Meta-analysisClinical
A statistical method that combines results from several studies to estimate an overall effect.
Open-labelClinical
A trial in which participants and investigators know which treatment is given. Useful, but more prone to bias than blinded designs.
Pharmacodynamics (PD)Pharmacology
What a compound does to the body — its effects, and the mechanisms behind them.
Pharmacokinetics (PK)Pharmacology
What the body does to a compound — how it is absorbed, distributed, metabolised, and eliminated.
Placebo-controlledClinical
A trial that compares the active compound against an inert placebo, isolating the compound's effect from expectation and natural change.
PreclinicalResearch
Research done before human trials, in cells or animals.
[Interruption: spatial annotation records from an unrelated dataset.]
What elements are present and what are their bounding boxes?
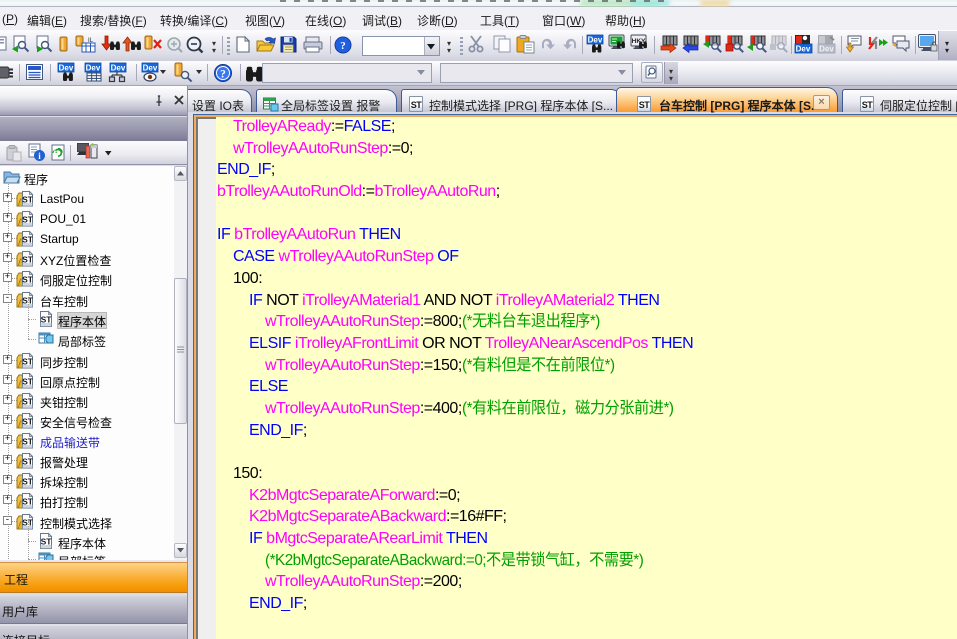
svg-text:ST: ST (22, 397, 34, 407)
svg-text:Dev: Dev (796, 45, 811, 54)
svg-text:ST: ST (22, 275, 34, 285)
svg-text:ST: ST (22, 195, 34, 205)
svg-text:?: ? (220, 69, 226, 81)
svg-text:ST: ST (22, 477, 34, 487)
svg-text:ST: ST (22, 457, 34, 467)
svg-text:ST: ST (22, 235, 34, 245)
svg-text:Dev: Dev (143, 64, 158, 73)
svg-text:Dev: Dev (86, 64, 101, 73)
svg-text:Dev: Dev (111, 64, 126, 73)
svg-text:Dev: Dev (59, 64, 74, 73)
svg-text:ST: ST (22, 357, 34, 367)
svg-text:ST: ST (22, 377, 34, 387)
svg-text:ST: ST (22, 215, 34, 225)
svg-text:?: ? (340, 40, 346, 52)
svg-text:Dev: Dev (819, 45, 834, 54)
svg-text:ST: ST (22, 497, 34, 507)
svg-text:Dev: Dev (588, 36, 603, 45)
svg-text:ST: ST (22, 437, 34, 447)
svg-text:ST: ST (41, 315, 53, 325)
svg-text:ST: ST (41, 537, 53, 547)
svg-text:IL: IL (88, 38, 94, 44)
svg-text:ST: ST (22, 255, 34, 265)
svg-text:ST: ST (22, 417, 34, 427)
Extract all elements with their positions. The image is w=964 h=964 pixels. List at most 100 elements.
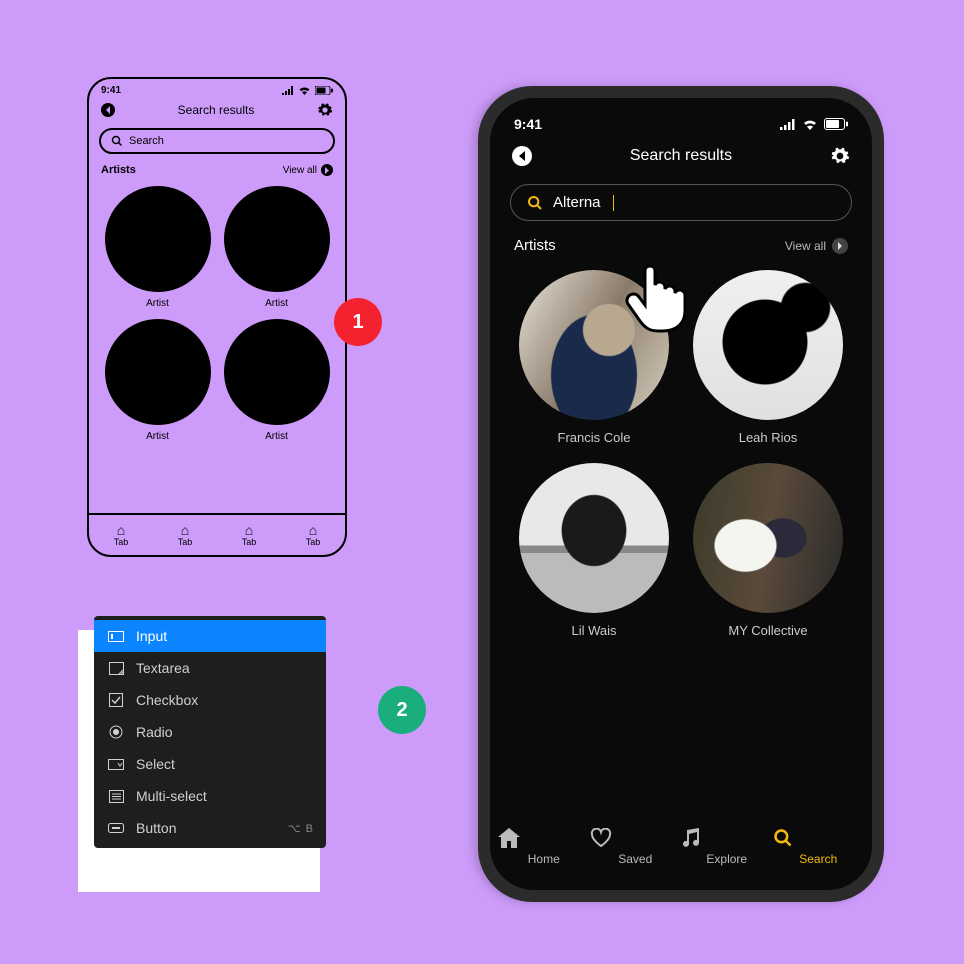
tab-label: Tab — [306, 537, 321, 547]
artist-avatar — [224, 186, 330, 292]
gear-icon[interactable] — [317, 102, 333, 118]
menu-item-multiselect[interactable]: Multi-select — [94, 780, 326, 812]
view-all-link[interactable]: View all — [283, 164, 333, 176]
page-title: Search results — [178, 103, 255, 117]
signal-icon — [780, 119, 796, 130]
view-all-label: View all — [785, 239, 826, 253]
search-icon — [773, 828, 865, 848]
artist-avatar — [519, 270, 669, 420]
signal-icon — [282, 86, 294, 95]
wifi-icon — [298, 86, 311, 95]
tab-item[interactable]: ⌂Tab — [89, 515, 153, 555]
back-button[interactable] — [101, 103, 115, 117]
tab-item[interactable]: ⌂Tab — [281, 515, 345, 555]
search-input[interactable]: Alterna — [510, 184, 852, 221]
tab-home[interactable]: Home — [498, 828, 590, 866]
artist-item[interactable]: Artist — [103, 319, 212, 442]
artist-label: Artist — [103, 298, 212, 309]
tab-search[interactable]: Search — [773, 828, 865, 866]
status-bar: 9:41 — [490, 98, 872, 138]
menu-item-select[interactable]: Select — [94, 748, 326, 780]
tab-item[interactable]: ⌂Tab — [217, 515, 281, 555]
tab-label: Home — [528, 852, 560, 866]
artist-label: Artist — [103, 431, 212, 442]
text-cursor — [613, 195, 614, 211]
home-icon: ⌂ — [153, 523, 217, 537]
tab-label: Tab — [242, 537, 257, 547]
wire-header: Search results — [89, 98, 345, 122]
step-badge-1: 1 — [334, 298, 382, 346]
artist-name: MY Collective — [686, 623, 850, 638]
textarea-icon — [108, 661, 124, 675]
artist-item[interactable]: MY Collective — [686, 463, 850, 638]
heart-icon — [590, 828, 682, 848]
artist-avatar — [105, 186, 211, 292]
back-button[interactable] — [512, 146, 532, 166]
wifi-icon — [802, 118, 818, 130]
artist-item[interactable]: Lil Wais — [512, 463, 676, 638]
artist-avatar — [519, 463, 669, 613]
artist-item[interactable]: Leah Rios — [686, 270, 850, 445]
menu-label: Checkbox — [136, 692, 198, 708]
tab-label: Explore — [706, 852, 747, 866]
checkbox-icon — [108, 693, 124, 707]
menu-item-checkbox[interactable]: Checkbox — [94, 684, 326, 716]
artist-item[interactable]: Artist — [222, 319, 331, 442]
artist-name: Francis Cole — [512, 430, 676, 445]
tab-label: Tab — [178, 537, 193, 547]
page-title: Search results — [630, 147, 732, 165]
menu-label: Radio — [136, 724, 173, 740]
status-icons — [282, 86, 333, 95]
tab-saved[interactable]: Saved — [590, 828, 682, 866]
home-icon: ⌂ — [89, 523, 153, 537]
tab-label: Tab — [114, 537, 129, 547]
tab-explore[interactable]: Explore — [681, 828, 773, 866]
artist-item[interactable]: Artist — [222, 186, 331, 309]
artist-grid: Artist Artist Artist Artist — [89, 180, 345, 448]
menu-label: Select — [136, 756, 175, 772]
home-icon: ⌂ — [217, 523, 281, 537]
artist-avatar — [693, 463, 843, 613]
step-badge-2: 2 — [378, 686, 426, 734]
phone-screen: 9:41 Search results Alterna Artists — [490, 98, 872, 890]
artist-item[interactable]: Francis Cole — [512, 270, 676, 445]
wireframe-phone: 9:41 Search results Search Artists View … — [87, 77, 347, 557]
menu-label: Multi-select — [136, 788, 207, 804]
radio-icon — [108, 725, 124, 739]
artist-item[interactable]: Artist — [103, 186, 212, 309]
menu-item-textarea[interactable]: Textarea — [94, 652, 326, 684]
artist-avatar — [693, 270, 843, 420]
chevron-right-icon — [321, 164, 333, 176]
status-bar: 9:41 — [89, 79, 345, 98]
artist-name: Lil Wais — [512, 623, 676, 638]
status-time: 9:41 — [514, 116, 542, 132]
home-icon: ⌂ — [281, 523, 345, 537]
tab-bar: Home Saved Explore Search — [490, 816, 872, 890]
search-icon — [111, 135, 123, 147]
app-header: Search results — [490, 138, 872, 174]
battery-icon — [315, 86, 333, 95]
phone-frame: 9:41 Search results Alterna Artists — [478, 86, 884, 902]
section-row: Artists View all — [89, 160, 345, 180]
tab-item[interactable]: ⌂Tab — [153, 515, 217, 555]
artist-name: Leah Rios — [686, 430, 850, 445]
menu-item-radio[interactable]: Radio — [94, 716, 326, 748]
menu-item-input[interactable]: Input — [94, 620, 326, 652]
select-icon — [108, 757, 124, 771]
menu-label: Input — [136, 628, 167, 644]
menu-shortcut: ⌥ B — [288, 822, 314, 835]
input-icon — [108, 629, 124, 643]
multiselect-icon — [108, 789, 124, 803]
tab-label: Saved — [618, 852, 652, 866]
search-input[interactable]: Search — [99, 128, 335, 154]
search-value: Alterna — [553, 194, 601, 211]
view-all-link[interactable]: View all — [785, 238, 848, 254]
artist-avatar — [105, 319, 211, 425]
chevron-right-icon — [832, 238, 848, 254]
menu-item-button[interactable]: Button ⌥ B — [94, 812, 326, 844]
gear-icon[interactable] — [830, 146, 850, 166]
menu-label: Button — [136, 820, 176, 836]
artist-avatar — [224, 319, 330, 425]
artist-label: Artist — [222, 298, 331, 309]
music-icon — [681, 828, 773, 848]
Purity vs identityAnalytics
Identity is whether a sample is the compound it claims to be; purity is how much of it is that compound versus impurities. A sample can be correctly identified yet impure, or pure yet misidentified.
Randomised controlled trial (RCT)Clinical
A study that randomly assigns participants to treatment or control — the strongest common design for establishing whether an effect is real.
Receptor agonist / antagonistPharmacology
An agonist activates a receptor to produce a response; an antagonist binds without activating it, blocking the response.
ReconstitutionAnalytics
Dissolving a lyophilised (freeze-dried) powder in a solvent to form a solution. This resource defines the term but does not provide reconstitution instructions.
Scheduling / controlled substanceRegulatory
Legal classification of a substance under drug-control law. It varies by country and determines how the substance may lawfully be handled.
Systematic reviewClinical
A structured review that gathers and appraises all relevant studies on a question using predefined methods.
Topline resultClinical
An early headline summary of a trial's outcome, released before the full data are peer-reviewed and published. A claim pending verification, not a settled finding.